Read from Spark RDD a Kryo File - apache-spark

I'm Spark & Scala newbie.
I need to read and analyze a file in Spark that it has written in my scala code with Kryo serialized:
import com.esotericsoftware.kryo.Kryo
import com.esotericsoftware.kryo.io.Output
val kryo:Kryo = new Kryo()
val output:Output = new Output(new FileOutputStream("filename.ext",true))
//kryo.writeObject(output, feed) (tested both line)
kryo.writeClassAndObject(output, myScalaObject)
This is a pseudo-code for create a file with my object (myScalaObject) serialized, that is a complex object.
The file seems that write well, but i have problem when I read it in Spark RDD
pseudo-code in Spark:
val conf = new SparkConf()
.setMaster("local")
.setAppName("My application")
.set("spark.executor.memory", "1g")
conf.set("spark.serializer", "org.apache.spark.serializer.KryoSerializer")
conf.set("spark.kryo.registrator", "myScalaObject")
val sc = new SparkContext(conf)
val file=sc.objectFile[myScalaObject]("filename.ext")
val counts = file.count()
When I try to execute it i receive this error:
org.apache.spark.SparkException:
Job aborted: Task 0.0:0 failed 1 times (most recent failure:
Exception failure: java.io.IOException: file: filename.ext not a SequenceFile)
Is possible read this type of file in Spark?

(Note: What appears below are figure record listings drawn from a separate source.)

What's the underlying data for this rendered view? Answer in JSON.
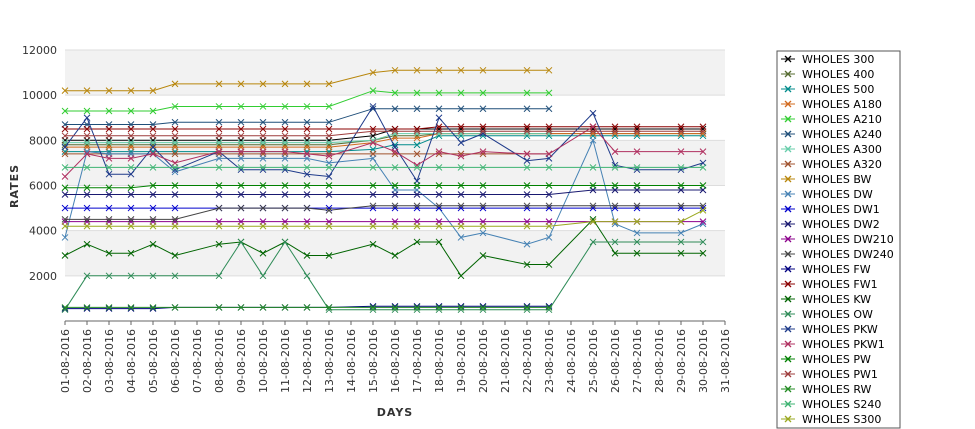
{
  "chart_data": {
    "type": "line",
    "xlabel": "DAYS",
    "ylabel": "RATES",
    "ylim": [
      0,
      12000
    ],
    "yticks": [
      2000,
      4000,
      6000,
      8000,
      10000,
      12000
    ],
    "grid": "alternating horizontal bands, light horizontal gridlines",
    "legend_position": "right",
    "categories": [
      "01-08-2016",
      "02-08-2016",
      "03-08-2016",
      "04-08-2016",
      "05-08-2016",
      "06-08-2016",
      "07-08-2016",
      "08-08-2016",
      "09-08-2016",
      "10-08-2016",
      "11-08-2016",
      "12-08-2016",
      "13-08-2016",
      "14-08-2016",
      "15-08-2016",
      "16-08-2016",
      "17-08-2016",
      "18-08-2016",
      "19-08-2016",
      "20-08-2016",
      "21-08-2016",
      "22-08-2016",
      "23-08-2016",
      "24-08-2016",
      "25-08-2016",
      "26-08-2016",
      "27-08-2016",
      "28-08-2016",
      "29-08-2016",
      "30-08-2016",
      "31-08-2016"
    ],
    "series": [
      {
        "name": "WHOLES 300",
        "color": "#000000",
        "values": [
          8000,
          8000,
          8000,
          8000,
          8000,
          8000,
          null,
          8000,
          8000,
          8000,
          8000,
          8000,
          8000,
          null,
          8200,
          8500,
          8500,
          8500,
          8500,
          8500,
          null,
          8500,
          8500,
          null,
          8500,
          8500,
          8500,
          null,
          8500,
          8500,
          null
        ]
      },
      {
        "name": "WHOLES 400",
        "color": "#556b2f",
        "values": [
          7800,
          7800,
          7800,
          7800,
          7800,
          7800,
          null,
          7800,
          7800,
          7800,
          7800,
          7800,
          7800,
          null,
          8000,
          8200,
          8200,
          8300,
          8300,
          8300,
          null,
          8300,
          8300,
          null,
          8300,
          8300,
          8300,
          null,
          8300,
          8300,
          null
        ]
      },
      {
        "name": "WHOLES 500",
        "color": "#008b8b",
        "values": [
          7500,
          7500,
          7500,
          7500,
          7500,
          7500,
          null,
          7500,
          7500,
          7500,
          7500,
          7500,
          7500,
          null,
          7600,
          7800,
          7800,
          8200,
          8200,
          8200,
          null,
          8200,
          8200,
          null,
          8200,
          8200,
          8200,
          null,
          8200,
          8200,
          null
        ]
      },
      {
        "name": "WHOLES A180",
        "color": "#d2691e",
        "values": [
          7700,
          7700,
          7700,
          7700,
          7700,
          7700,
          null,
          7700,
          7700,
          7700,
          7700,
          7700,
          7700,
          null,
          7900,
          8100,
          8100,
          8300,
          8300,
          8300,
          null,
          8300,
          8300,
          null,
          8300,
          8300,
          8300,
          null,
          8300,
          8300,
          null
        ]
      },
      {
        "name": "WHOLES A210",
        "color": "#32cd32",
        "values": [
          9300,
          9300,
          9300,
          9300,
          9300,
          9500,
          null,
          9500,
          9500,
          9500,
          9500,
          9500,
          9500,
          null,
          10200,
          10100,
          10100,
          10100,
          10100,
          10100,
          null,
          10100,
          10100,
          null,
          null,
          null,
          null,
          null,
          null,
          null,
          null
        ]
      },
      {
        "name": "WHOLES A240",
        "color": "#1f4e79",
        "values": [
          8700,
          8700,
          8700,
          8700,
          8700,
          8800,
          null,
          8800,
          8800,
          8800,
          8800,
          8800,
          8800,
          null,
          9400,
          9400,
          9400,
          9400,
          9400,
          9400,
          null,
          9400,
          9400,
          null,
          null,
          null,
          null,
          null,
          null,
          null,
          null
        ]
      },
      {
        "name": "WHOLES A300",
        "color": "#66cdaa",
        "values": [
          7900,
          7900,
          7900,
          7900,
          7900,
          7900,
          null,
          7900,
          7900,
          7900,
          7900,
          7900,
          7900,
          null,
          8000,
          8300,
          8300,
          8300,
          8300,
          8300,
          null,
          8300,
          8300,
          null,
          null,
          null,
          null,
          null,
          null,
          null,
          null
        ]
      },
      {
        "name": "WHOLES A320",
        "color": "#a0522d",
        "values": [
          7400,
          7400,
          7400,
          7400,
          7400,
          7400,
          null,
          7400,
          7400,
          7400,
          7400,
          7400,
          7400,
          null,
          7400,
          7400,
          7400,
          7400,
          7400,
          7400,
          null,
          7400,
          7400,
          null,
          null,
          null,
          null,
          null,
          null,
          null,
          null
        ]
      },
      {
        "name": "WHOLES BW",
        "color": "#b8860b",
        "values": [
          10200,
          10200,
          10200,
          10200,
          10200,
          10500,
          null,
          10500,
          10500,
          10500,
          10500,
          10500,
          10500,
          null,
          11000,
          11100,
          11100,
          11100,
          11100,
          11100,
          null,
          11100,
          11100,
          null,
          null,
          null,
          null,
          null,
          null,
          null,
          null
        ]
      },
      {
        "name": "WHOLES DW",
        "color": "#4682b4",
        "values": [
          3700,
          7500,
          7400,
          7400,
          7400,
          6600,
          null,
          7200,
          7200,
          7200,
          7200,
          7200,
          7000,
          null,
          7200,
          5800,
          5800,
          5000,
          3700,
          3900,
          null,
          3400,
          3700,
          null,
          8000,
          4300,
          3900,
          null,
          3900,
          4300,
          null
        ]
      },
      {
        "name": "WHOLES DW1",
        "color": "#0000cd",
        "values": [
          5000,
          5000,
          5000,
          5000,
          5000,
          5000,
          null,
          5000,
          5000,
          5000,
          5000,
          5000,
          5000,
          null,
          5000,
          5000,
          5000,
          5000,
          5000,
          5000,
          null,
          5000,
          5000,
          null,
          5000,
          5000,
          5000,
          null,
          5000,
          5000,
          null
        ]
      },
      {
        "name": "WHOLES DW2",
        "color": "#191970",
        "values": [
          5600,
          5600,
          5600,
          5600,
          5600,
          5600,
          null,
          5600,
          5600,
          5600,
          5600,
          5600,
          5600,
          null,
          5600,
          5600,
          5600,
          5600,
          5600,
          5600,
          null,
          5600,
          5600,
          null,
          5800,
          5800,
          5800,
          null,
          5800,
          5800,
          null
        ]
      },
      {
        "name": "WHOLES DW210",
        "color": "#8b008b",
        "values": [
          4400,
          4400,
          4400,
          4400,
          4400,
          4400,
          null,
          4400,
          4400,
          4400,
          4400,
          4400,
          4400,
          null,
          4400,
          4400,
          4400,
          4400,
          4400,
          4400,
          null,
          4400,
          4400,
          null,
          4400,
          4400,
          4400,
          null,
          4400,
          4400,
          null
        ]
      },
      {
        "name": "WHOLES DW240",
        "color": "#444444",
        "values": [
          4500,
          4500,
          4500,
          4500,
          4500,
          4500,
          null,
          5000,
          5000,
          5000,
          5000,
          5000,
          4900,
          null,
          5100,
          5100,
          5100,
          5100,
          5100,
          5100,
          null,
          5100,
          5100,
          null,
          5100,
          5100,
          5100,
          null,
          5100,
          5100,
          null
        ]
      },
      {
        "name": "WHOLES FW",
        "color": "#000080",
        "values": [
          550,
          550,
          550,
          550,
          550,
          600,
          null,
          600,
          600,
          600,
          600,
          600,
          600,
          null,
          650,
          650,
          650,
          650,
          650,
          650,
          null,
          650,
          650,
          null,
          null,
          null,
          null,
          null,
          null,
          null,
          null
        ]
      },
      {
        "name": "WHOLES FW1",
        "color": "#8b0000",
        "values": [
          8500,
          8500,
          8500,
          8500,
          8500,
          8500,
          null,
          8500,
          8500,
          8500,
          8500,
          8500,
          8500,
          null,
          8500,
          8500,
          8500,
          8600,
          8600,
          8600,
          null,
          8600,
          8600,
          null,
          8600,
          8600,
          8600,
          null,
          8600,
          8600,
          null
        ]
      },
      {
        "name": "WHOLES KW",
        "color": "#006400",
        "values": [
          2900,
          3400,
          3000,
          3000,
          3400,
          2900,
          null,
          3400,
          3500,
          3000,
          3500,
          2900,
          2900,
          null,
          3400,
          2900,
          3500,
          3500,
          2000,
          2900,
          null,
          2500,
          2500,
          null,
          4500,
          3000,
          3000,
          null,
          3000,
          3000,
          null
        ]
      },
      {
        "name": "WHOLES OW",
        "color": "#2e8b57",
        "values": [
          500,
          2000,
          2000,
          2000,
          2000,
          2000,
          null,
          2000,
          3500,
          2000,
          3500,
          2000,
          500,
          null,
          500,
          500,
          500,
          500,
          500,
          500,
          null,
          500,
          500,
          null,
          3500,
          3500,
          3500,
          null,
          3500,
          3500,
          null
        ]
      },
      {
        "name": "WHOLES PKW",
        "color": "#1e3a8a",
        "values": [
          7700,
          9000,
          6500,
          6500,
          7700,
          6700,
          null,
          7500,
          6700,
          6700,
          6700,
          6500,
          6400,
          null,
          9500,
          7700,
          6200,
          9000,
          7900,
          8300,
          null,
          7100,
          7200,
          null,
          9200,
          6900,
          6700,
          null,
          6700,
          7000,
          null
        ]
      },
      {
        "name": "WHOLES PKW1",
        "color": "#b03060",
        "values": [
          6400,
          7400,
          7200,
          7200,
          7400,
          7000,
          null,
          7500,
          7500,
          7500,
          7500,
          7400,
          7300,
          null,
          7900,
          7500,
          6900,
          7500,
          7300,
          7500,
          null,
          7400,
          7400,
          null,
          8600,
          7500,
          7500,
          null,
          7500,
          7500,
          null
        ]
      },
      {
        "name": "WHOLES PW",
        "color": "#008000",
        "values": [
          5900,
          5900,
          5900,
          5900,
          6000,
          6000,
          null,
          6000,
          6000,
          6000,
          6000,
          6000,
          6000,
          null,
          6000,
          6000,
          6000,
          6000,
          6000,
          6000,
          null,
          6000,
          6000,
          null,
          6000,
          6000,
          6000,
          null,
          6000,
          6000,
          null
        ]
      },
      {
        "name": "WHOLES PW1",
        "color": "#9e3b3b",
        "values": [
          8200,
          8200,
          8200,
          8200,
          8200,
          8200,
          null,
          8200,
          8200,
          8200,
          8200,
          8200,
          8200,
          null,
          8400,
          8400,
          8400,
          8400,
          8400,
          8400,
          null,
          8400,
          8400,
          null,
          8400,
          8400,
          8400,
          null,
          8400,
          8400,
          null
        ]
      },
      {
        "name": "WHOLES RW",
        "color": "#228b22",
        "values": [
          600,
          600,
          600,
          600,
          600,
          600,
          null,
          600,
          600,
          600,
          600,
          600,
          600,
          null,
          600,
          600,
          600,
          600,
          600,
          600,
          null,
          600,
          600,
          null,
          null,
          null,
          null,
          null,
          null,
          null,
          null
        ]
      },
      {
        "name": "WHOLES S240",
        "color": "#3cb371",
        "values": [
          6800,
          6800,
          6800,
          6800,
          6800,
          6800,
          null,
          6800,
          6800,
          6800,
          6800,
          6800,
          6800,
          null,
          6800,
          6800,
          6800,
          6800,
          6800,
          6800,
          null,
          6800,
          6800,
          null,
          6800,
          6800,
          6800,
          null,
          6800,
          6800,
          null
        ]
      },
      {
        "name": "WHOLES S300",
        "color": "#9aa820",
        "values": [
          4200,
          4200,
          4200,
          4200,
          4200,
          4200,
          null,
          4200,
          4200,
          4200,
          4200,
          4200,
          4200,
          null,
          4200,
          4200,
          4200,
          4200,
          4200,
          4200,
          null,
          4200,
          4200,
          null,
          4400,
          4400,
          4400,
          null,
          4400,
          4900,
          null
        ]
      }
    ]
  }
}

If this solution is not possible, what is a good solution for create a complex file structure to read in Spark?
thank you

If you want to read with objectFile, write out the data with saveAsObjectFile.
val myObjects: Seq[MyObject] = ...
val rddToSave = sc.parallelize(myObjects) // Or better yet: construct as RDD from the start.
rddToSave.saveAsObjectFile("/tmp/x")
val rddLoaded = sc.objectFile[MyObject]("/tmp/x")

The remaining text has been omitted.